I lit the brand new big fat cream candle that sat in its silver holder and turned all the lights out at the mains - no parachute, no surrender!
I began as usual on the ground floor, edging my way through the darkness, step by step.
I love the way the naked flame is tickled by the innumerable little drafts that whisper like invisible serpents throughout this strange old place. I know that occasionally these cold eddies are the exhalations of unexplained things: the occult vapors of silent watchers forever lost in their own desolate houses...my brief passing candle flicker illuminates their strange predicament for a moment, and then the cold darkness rolls back in like a brutal black wave of nothingness.

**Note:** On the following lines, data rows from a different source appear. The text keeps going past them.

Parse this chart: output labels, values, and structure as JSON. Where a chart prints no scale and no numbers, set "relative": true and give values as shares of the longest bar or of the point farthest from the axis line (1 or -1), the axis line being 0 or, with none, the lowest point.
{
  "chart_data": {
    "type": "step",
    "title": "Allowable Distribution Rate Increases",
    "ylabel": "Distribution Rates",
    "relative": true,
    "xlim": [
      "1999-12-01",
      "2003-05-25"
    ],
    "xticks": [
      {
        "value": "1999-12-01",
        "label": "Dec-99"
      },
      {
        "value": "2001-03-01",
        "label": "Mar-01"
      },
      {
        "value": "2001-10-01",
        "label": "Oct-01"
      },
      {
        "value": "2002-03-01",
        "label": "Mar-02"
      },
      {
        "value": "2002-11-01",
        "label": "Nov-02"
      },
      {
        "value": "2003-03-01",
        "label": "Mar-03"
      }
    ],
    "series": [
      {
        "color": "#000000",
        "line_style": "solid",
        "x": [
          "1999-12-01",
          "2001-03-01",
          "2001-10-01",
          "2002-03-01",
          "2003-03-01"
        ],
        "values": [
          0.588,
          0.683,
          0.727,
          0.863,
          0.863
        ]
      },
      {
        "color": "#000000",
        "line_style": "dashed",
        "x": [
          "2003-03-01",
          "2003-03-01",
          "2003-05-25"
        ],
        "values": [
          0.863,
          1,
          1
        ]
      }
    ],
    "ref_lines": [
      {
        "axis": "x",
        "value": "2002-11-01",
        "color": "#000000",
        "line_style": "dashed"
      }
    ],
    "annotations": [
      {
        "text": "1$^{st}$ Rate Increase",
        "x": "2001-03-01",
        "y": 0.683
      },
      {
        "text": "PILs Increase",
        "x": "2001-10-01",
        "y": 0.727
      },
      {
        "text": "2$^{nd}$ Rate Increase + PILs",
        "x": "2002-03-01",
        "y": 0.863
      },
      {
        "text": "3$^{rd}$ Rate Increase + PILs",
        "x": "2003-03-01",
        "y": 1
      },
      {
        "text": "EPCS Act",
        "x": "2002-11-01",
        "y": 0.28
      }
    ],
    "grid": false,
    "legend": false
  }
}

Funny how even the most familiar objects - my old chair, books, that mahogany sideboard, guitar, bed etc - take on an otherworldly appearance in the jittering sepia candlelight. My physical world becomes metaphysical with the simple addition of a primitive flame in the darkness.
Like an archaeologist I explore my Lascaux, deciphering the marks of human passage and symbolism, scouring the runic graffiti for unforeseen relationships, odd juxtapositions, indications, doorways to the great elsewhere. Mundane objects become chiaroscuro graphics open to multiple interpretations.
The sounds and textures are so delicious in the darkness too. All those creaks and groans, that subliminal hum that is suppressed by the buzz of daylight and mundane visual imperialism.
Night is the servant of sound. The thick darkness speaks in dead languages, a skeletal hand tapping old brick. I just need to tune in, catch the wavelength, kill the static and isolate THE WORD.
That will set me free.
I am the Minotaur lost in his labyrinth, desperate to find a way out.